Medio decenio hizo falta para alzar aquel hotel, enclavado en el denominado Top of Europe (Cima de Europa). Había semanas enteras en las que era imposible trabajar, puesto que la nieve era tan espesa y las temperaturas tan frías que ni las propias máquinas cumplían bien su función. «Algúns días non podíamos facer nada porque se che pegaban as ferramentas ás mans», indica Miñones, y no solo eso, sino que soportar esas condiciones de forma diaria hacía mella en la salud de los albañiles: «Traballabamos a 3.454 metros de altura, chegaba a faltarnos o osíxeno».

Lo que para ellos era un auténtico fastidio -se tienen encontrado con 80 centímetros de nieve en pleno mes de agosto, habiendo dejado la obra impecable la noche anterior- para los más de 2.000 turistas que subían diariamente en verano a la montaña, era el mayor atractivo que podía haber. «Aquilo era moito conto, chegaban centos deles no tren tódolos días. ¡E veña a sacar fotos!», evoca sonriente. La mayoría eran asiáticos, dice el vimiancés, aunque venían de todo el mundo a montarse en el tren que subía a una mayor altitud del mundo o para conocer el famoso túnel de hielo.
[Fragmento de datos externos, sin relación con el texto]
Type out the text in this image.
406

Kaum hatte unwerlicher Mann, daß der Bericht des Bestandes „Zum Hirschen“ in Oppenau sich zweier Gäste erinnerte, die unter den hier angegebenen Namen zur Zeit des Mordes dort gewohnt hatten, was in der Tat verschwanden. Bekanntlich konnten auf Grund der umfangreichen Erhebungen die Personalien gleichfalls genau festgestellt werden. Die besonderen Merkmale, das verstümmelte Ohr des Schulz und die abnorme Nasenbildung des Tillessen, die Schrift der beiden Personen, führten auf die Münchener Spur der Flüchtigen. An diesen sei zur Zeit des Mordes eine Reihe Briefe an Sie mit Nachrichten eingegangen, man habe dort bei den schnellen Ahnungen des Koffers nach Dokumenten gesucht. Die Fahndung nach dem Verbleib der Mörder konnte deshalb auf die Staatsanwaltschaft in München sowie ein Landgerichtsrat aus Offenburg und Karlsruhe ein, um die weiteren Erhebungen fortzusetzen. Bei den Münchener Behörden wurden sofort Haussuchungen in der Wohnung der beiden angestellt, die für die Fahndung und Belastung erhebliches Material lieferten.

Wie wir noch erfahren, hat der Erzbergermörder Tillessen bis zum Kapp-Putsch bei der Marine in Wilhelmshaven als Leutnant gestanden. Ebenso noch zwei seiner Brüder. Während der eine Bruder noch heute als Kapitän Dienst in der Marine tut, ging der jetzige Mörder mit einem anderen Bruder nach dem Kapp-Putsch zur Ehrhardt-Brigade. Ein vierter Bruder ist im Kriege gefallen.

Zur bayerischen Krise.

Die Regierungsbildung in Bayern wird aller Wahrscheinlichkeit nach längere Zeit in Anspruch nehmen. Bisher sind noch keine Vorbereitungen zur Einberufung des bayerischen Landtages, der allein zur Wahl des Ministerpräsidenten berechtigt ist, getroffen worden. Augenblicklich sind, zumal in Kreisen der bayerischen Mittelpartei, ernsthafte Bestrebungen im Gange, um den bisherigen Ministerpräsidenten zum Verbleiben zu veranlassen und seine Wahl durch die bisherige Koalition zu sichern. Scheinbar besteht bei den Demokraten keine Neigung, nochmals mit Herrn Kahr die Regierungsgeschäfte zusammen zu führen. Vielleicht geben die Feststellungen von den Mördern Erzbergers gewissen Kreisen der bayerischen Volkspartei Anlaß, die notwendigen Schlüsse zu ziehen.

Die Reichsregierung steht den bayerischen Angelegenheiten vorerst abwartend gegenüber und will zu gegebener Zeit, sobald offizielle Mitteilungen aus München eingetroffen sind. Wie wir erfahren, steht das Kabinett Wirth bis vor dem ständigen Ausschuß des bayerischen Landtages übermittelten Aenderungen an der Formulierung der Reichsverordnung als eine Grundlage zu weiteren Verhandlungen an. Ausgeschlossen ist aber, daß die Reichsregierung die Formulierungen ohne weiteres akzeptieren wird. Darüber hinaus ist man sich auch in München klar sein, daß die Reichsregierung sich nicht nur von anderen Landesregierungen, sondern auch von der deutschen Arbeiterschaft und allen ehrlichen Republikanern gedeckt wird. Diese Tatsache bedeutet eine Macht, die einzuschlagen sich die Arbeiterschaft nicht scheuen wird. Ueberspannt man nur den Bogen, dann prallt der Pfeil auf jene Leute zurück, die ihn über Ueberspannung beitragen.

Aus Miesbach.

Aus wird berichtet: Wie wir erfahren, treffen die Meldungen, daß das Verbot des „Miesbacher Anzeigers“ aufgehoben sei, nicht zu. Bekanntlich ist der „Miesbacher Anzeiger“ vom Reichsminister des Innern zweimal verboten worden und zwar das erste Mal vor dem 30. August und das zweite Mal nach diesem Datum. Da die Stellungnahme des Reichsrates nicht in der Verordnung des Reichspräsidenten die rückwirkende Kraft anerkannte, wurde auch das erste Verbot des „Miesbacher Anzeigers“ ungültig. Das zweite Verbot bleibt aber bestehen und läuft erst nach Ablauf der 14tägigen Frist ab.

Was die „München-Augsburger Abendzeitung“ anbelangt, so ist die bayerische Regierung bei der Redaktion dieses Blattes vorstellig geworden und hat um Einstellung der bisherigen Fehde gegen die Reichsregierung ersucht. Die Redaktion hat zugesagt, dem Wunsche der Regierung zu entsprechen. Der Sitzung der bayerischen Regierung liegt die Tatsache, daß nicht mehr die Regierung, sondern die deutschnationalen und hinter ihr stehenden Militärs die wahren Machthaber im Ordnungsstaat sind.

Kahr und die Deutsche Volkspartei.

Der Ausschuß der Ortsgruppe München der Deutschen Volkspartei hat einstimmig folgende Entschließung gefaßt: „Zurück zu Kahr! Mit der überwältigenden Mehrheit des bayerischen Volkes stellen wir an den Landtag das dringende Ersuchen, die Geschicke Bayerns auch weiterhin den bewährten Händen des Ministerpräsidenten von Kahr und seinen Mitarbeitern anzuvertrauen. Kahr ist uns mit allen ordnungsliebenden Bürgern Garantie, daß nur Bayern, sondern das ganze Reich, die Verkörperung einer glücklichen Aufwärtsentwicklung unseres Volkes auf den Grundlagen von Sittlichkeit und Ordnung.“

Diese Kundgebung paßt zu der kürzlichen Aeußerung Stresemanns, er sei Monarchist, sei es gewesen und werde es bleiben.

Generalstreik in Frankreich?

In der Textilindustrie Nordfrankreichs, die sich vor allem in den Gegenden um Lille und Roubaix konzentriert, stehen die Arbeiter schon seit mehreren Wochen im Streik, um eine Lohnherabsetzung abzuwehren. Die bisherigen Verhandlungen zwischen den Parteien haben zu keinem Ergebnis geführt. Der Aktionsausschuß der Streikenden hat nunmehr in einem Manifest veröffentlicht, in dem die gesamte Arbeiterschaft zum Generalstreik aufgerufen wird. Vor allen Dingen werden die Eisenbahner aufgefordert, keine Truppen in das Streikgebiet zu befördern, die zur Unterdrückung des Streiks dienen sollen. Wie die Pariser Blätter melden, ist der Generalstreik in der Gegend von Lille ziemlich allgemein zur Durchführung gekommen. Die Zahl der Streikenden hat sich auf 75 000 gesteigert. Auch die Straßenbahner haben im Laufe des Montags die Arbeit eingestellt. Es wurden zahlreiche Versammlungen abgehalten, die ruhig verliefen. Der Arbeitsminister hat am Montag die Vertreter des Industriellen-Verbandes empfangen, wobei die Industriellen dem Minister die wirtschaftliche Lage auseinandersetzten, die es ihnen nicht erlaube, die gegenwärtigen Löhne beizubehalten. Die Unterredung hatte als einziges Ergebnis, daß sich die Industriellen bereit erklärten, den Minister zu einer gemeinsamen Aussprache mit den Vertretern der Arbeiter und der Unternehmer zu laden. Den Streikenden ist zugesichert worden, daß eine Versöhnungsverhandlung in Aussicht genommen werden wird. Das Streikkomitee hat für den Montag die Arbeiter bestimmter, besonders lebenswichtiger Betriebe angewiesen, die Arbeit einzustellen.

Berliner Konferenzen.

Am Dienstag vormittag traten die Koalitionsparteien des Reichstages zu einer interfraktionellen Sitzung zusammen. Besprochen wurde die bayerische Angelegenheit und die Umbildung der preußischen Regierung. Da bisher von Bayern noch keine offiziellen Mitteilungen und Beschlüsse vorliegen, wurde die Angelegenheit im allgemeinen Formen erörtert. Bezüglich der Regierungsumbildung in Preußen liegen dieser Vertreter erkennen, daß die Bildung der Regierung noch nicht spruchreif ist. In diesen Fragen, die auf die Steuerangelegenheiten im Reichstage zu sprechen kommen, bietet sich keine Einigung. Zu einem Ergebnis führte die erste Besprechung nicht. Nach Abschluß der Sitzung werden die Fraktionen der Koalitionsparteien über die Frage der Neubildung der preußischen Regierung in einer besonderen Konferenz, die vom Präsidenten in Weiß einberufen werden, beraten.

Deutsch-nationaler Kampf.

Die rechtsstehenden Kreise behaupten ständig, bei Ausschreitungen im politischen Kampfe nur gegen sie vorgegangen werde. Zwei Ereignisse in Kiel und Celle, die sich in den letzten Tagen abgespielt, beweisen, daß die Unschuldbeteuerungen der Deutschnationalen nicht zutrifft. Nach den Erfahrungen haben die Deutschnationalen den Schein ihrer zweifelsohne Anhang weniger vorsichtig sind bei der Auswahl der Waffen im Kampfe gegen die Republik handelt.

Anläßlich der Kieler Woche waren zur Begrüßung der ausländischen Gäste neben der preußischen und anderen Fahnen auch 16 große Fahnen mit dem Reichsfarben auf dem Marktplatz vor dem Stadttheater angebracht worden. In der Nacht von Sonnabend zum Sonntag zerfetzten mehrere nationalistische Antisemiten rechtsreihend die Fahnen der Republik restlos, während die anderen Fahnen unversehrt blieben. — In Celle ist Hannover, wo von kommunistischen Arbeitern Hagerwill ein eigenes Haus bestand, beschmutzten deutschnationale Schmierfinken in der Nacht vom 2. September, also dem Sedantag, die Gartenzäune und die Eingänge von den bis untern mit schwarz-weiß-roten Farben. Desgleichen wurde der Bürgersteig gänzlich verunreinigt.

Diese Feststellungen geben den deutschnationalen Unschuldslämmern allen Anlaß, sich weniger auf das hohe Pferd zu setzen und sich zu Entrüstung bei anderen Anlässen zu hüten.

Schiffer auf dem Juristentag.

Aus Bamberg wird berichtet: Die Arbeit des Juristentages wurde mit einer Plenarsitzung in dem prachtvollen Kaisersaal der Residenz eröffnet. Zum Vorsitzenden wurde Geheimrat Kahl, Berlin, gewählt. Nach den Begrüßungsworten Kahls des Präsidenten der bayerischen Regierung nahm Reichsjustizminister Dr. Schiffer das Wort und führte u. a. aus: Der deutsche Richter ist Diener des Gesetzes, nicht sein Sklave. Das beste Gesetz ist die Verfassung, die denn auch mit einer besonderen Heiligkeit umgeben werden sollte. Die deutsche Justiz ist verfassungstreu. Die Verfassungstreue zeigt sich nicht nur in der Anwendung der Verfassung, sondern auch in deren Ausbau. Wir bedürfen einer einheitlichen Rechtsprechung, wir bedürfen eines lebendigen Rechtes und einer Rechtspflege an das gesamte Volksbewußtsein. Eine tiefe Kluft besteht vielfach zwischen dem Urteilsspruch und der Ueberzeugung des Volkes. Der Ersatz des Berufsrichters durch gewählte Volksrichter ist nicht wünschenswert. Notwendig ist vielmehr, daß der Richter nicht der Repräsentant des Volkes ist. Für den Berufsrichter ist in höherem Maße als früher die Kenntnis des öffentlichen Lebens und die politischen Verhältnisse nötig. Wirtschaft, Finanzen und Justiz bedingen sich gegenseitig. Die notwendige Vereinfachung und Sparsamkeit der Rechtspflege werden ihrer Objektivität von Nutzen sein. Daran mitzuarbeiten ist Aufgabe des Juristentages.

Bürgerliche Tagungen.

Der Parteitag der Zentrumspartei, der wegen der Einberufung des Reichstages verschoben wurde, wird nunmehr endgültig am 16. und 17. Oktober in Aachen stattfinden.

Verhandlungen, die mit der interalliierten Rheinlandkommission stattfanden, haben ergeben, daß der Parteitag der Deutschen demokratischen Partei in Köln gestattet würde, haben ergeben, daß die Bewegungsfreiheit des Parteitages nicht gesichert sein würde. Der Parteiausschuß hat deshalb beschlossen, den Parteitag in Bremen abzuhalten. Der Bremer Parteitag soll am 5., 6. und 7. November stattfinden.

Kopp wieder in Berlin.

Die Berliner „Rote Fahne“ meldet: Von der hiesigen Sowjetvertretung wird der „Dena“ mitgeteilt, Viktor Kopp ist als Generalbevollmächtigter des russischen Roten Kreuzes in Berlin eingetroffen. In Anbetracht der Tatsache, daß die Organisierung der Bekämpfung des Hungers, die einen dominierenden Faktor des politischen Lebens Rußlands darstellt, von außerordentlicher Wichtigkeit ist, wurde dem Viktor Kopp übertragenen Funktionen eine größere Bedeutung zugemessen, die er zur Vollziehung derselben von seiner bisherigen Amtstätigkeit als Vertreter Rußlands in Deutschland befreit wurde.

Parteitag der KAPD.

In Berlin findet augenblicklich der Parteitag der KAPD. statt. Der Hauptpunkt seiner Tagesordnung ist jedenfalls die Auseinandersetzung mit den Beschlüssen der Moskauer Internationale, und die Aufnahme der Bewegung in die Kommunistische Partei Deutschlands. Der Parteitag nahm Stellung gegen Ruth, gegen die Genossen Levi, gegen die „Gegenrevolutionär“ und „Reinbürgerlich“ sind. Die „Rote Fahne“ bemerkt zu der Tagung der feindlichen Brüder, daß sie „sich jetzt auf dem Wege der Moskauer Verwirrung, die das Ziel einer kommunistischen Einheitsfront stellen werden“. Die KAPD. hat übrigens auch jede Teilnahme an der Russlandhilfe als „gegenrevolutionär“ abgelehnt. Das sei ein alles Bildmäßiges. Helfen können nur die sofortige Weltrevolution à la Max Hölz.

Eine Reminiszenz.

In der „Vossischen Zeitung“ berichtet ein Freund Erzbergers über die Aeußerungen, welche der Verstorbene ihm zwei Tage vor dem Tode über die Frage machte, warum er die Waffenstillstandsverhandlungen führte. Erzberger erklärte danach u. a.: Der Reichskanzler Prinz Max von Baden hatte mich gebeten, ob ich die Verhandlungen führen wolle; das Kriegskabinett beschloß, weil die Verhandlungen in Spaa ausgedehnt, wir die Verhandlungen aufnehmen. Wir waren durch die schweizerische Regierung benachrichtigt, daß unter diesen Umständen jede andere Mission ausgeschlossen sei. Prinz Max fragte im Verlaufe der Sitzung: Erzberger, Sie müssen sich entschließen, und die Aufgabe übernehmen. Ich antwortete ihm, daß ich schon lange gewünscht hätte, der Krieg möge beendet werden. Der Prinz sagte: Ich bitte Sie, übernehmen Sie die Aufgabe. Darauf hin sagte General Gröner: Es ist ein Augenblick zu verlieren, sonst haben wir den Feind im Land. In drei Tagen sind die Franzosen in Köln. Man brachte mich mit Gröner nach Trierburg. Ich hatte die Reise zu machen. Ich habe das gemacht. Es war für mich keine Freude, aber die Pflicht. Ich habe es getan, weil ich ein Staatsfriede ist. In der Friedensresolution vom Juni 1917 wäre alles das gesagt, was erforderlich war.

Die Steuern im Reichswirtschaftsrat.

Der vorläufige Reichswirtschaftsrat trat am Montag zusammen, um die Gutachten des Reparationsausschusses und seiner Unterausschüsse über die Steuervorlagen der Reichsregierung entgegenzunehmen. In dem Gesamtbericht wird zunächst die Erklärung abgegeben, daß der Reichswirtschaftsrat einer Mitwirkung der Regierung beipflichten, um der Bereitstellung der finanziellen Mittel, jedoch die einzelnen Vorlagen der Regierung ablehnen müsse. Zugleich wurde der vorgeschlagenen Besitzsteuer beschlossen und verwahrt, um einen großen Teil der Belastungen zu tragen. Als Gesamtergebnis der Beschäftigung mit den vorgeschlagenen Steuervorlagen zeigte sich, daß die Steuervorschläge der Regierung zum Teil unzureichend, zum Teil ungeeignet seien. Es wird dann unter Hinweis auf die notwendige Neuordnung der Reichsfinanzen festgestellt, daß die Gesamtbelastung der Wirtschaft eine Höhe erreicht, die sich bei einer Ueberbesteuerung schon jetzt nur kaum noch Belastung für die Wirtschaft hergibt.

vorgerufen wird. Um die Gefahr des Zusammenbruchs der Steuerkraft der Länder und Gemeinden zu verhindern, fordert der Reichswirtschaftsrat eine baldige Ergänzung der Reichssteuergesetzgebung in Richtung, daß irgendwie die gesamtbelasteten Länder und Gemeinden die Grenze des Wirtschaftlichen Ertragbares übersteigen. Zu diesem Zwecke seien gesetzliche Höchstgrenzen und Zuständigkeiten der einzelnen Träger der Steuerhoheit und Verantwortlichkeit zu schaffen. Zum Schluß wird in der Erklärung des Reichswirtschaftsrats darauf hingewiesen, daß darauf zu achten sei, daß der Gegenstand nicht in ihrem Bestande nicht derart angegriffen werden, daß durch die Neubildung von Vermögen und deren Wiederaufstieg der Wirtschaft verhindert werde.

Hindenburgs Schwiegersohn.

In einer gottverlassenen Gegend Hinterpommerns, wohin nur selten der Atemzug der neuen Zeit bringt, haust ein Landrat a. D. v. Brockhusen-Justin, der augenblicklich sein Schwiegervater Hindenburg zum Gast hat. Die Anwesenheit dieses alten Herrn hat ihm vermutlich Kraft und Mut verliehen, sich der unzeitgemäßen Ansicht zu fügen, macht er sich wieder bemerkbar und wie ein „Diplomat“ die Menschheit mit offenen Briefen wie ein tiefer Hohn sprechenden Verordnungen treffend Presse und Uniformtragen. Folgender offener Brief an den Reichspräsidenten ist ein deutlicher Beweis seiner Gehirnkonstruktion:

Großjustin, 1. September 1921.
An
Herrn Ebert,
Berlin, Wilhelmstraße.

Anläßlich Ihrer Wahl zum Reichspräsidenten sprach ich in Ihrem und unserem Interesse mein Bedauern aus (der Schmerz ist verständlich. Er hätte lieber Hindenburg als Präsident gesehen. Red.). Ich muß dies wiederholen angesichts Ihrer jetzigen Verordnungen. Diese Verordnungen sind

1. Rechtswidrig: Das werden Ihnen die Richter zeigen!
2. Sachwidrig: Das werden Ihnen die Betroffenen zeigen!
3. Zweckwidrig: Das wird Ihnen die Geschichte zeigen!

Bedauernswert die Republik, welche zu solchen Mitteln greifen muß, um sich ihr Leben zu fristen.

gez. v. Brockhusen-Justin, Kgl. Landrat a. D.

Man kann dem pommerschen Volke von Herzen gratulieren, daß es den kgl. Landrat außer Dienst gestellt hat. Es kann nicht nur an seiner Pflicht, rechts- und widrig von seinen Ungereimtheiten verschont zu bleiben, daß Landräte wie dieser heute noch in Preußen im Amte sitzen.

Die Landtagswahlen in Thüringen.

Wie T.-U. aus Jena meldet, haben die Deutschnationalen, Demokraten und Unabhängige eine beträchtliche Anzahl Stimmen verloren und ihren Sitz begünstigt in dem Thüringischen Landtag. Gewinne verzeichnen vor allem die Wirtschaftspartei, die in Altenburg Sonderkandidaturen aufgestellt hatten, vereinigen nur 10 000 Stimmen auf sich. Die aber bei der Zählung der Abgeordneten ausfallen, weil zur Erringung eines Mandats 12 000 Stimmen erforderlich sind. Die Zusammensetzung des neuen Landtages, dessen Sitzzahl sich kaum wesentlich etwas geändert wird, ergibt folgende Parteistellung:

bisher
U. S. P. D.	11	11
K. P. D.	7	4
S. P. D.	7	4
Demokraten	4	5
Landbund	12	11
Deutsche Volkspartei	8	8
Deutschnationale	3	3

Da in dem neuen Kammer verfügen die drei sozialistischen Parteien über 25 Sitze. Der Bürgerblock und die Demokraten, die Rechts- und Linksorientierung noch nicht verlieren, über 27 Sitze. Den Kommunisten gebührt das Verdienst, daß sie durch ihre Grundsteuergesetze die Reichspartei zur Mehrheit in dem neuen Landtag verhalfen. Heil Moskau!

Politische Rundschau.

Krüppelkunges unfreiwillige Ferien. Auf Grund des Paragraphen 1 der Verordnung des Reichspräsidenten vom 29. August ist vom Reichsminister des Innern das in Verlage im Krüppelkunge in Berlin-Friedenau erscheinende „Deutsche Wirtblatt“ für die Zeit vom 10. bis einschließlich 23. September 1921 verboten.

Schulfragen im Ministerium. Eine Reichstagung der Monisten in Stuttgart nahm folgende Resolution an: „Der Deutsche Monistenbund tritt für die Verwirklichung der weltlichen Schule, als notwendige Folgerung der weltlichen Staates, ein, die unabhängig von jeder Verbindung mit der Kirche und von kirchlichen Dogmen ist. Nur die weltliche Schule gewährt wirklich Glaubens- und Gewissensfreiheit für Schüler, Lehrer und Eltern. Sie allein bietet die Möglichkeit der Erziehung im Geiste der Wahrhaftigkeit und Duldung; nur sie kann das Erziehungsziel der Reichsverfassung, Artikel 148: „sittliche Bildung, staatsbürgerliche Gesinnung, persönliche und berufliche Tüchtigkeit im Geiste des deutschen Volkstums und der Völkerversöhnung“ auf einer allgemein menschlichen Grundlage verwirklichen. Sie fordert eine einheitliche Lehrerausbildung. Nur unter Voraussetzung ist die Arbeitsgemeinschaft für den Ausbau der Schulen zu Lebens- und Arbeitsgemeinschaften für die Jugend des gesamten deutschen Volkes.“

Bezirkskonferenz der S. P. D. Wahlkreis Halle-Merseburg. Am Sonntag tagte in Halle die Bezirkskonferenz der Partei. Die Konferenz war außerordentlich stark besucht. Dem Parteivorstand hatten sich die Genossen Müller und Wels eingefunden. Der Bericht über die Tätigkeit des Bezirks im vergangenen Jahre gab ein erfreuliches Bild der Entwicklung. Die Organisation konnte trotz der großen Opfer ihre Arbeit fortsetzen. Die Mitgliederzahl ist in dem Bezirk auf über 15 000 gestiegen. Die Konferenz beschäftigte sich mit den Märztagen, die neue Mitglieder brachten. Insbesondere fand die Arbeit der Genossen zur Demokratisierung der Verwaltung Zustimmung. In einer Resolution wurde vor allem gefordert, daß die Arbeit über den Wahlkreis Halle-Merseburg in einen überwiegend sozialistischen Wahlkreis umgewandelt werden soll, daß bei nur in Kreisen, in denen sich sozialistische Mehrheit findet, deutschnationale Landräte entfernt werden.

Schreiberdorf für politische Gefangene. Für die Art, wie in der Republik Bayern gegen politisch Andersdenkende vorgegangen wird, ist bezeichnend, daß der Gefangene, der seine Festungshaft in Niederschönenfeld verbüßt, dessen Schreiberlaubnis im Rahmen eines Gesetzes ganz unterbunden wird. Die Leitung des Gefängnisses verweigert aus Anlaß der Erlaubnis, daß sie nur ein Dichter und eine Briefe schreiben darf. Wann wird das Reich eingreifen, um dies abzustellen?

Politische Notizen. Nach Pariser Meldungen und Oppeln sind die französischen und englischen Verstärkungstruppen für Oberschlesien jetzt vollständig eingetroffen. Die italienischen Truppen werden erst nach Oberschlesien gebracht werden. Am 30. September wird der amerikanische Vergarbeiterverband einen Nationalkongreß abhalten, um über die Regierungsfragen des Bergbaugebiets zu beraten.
¿Y como se habitúa un gallego al duro clima de los Alpes? «Pois con moita paciencia», recomienda Miñones, «se un quería traballar tiña que estar disposto a aguantar o que fose».

«Pasabamos o ano agardando o tempo de retornar, como auga de maio»

En los doce años y medio en los que Manuel vivió la emigración en sus carnes, se encontró con perfiles de todo tipo, pero sobre todo con muchos gallegos. «Penso que agora, por sorte, xa non hai tanto en Suíza como había antes, que ata se formaban centros e casas galegas». También había algún que otro helvético trabajando en la construcción del hotel de Jungfraujoch, aunque «ocupaban sempre os mellores postos»: encargados, palistas, jefes de personal, gruistas...

Pocos se expusieron a condiciones extremas como lo hizo la delegación de siete gallegos que trabajó por aquel entonces en la cima de los Alpes. Una revista de la época, con tirada nacional, incluso se hizo eco de su caso, titulando por «Siete albañiles gallegos con vocación de alpinista». Más que una vocación, reconoce Miñones, era quizá una obligación. «Pasabamos o ano agardando o tempo de retornar, como auga de maio». Estar lejos de la familia se hacía duro, sobre todo durante los fines de semana, en los que bajaban al pueblo y tenían más tiempo libre. «Pola semana estabamos nuns barracóns que poñía a empresa, que estaban uns 8 quilómetros máis abaixo do hotel. Pero polo fin de semana iamos para a casa de personal que había no pobo. Tiñas que facer algunha amizade, porque ao non ter con nós ás familias non era tan xeitoso», evoca.

Dado que en verano se concentraba el mayor volumen de trabajo, por el clima, principalmente, Miñones regresaba a Salto únicamente una vez al año, cuando llegaban las ansiadas Navidades. Bien aprovechadas, eso sí, aunque con pena por tener que volver. «Era duro», opina, una realidad que sigue azotando, aunque «con bastante menos forza».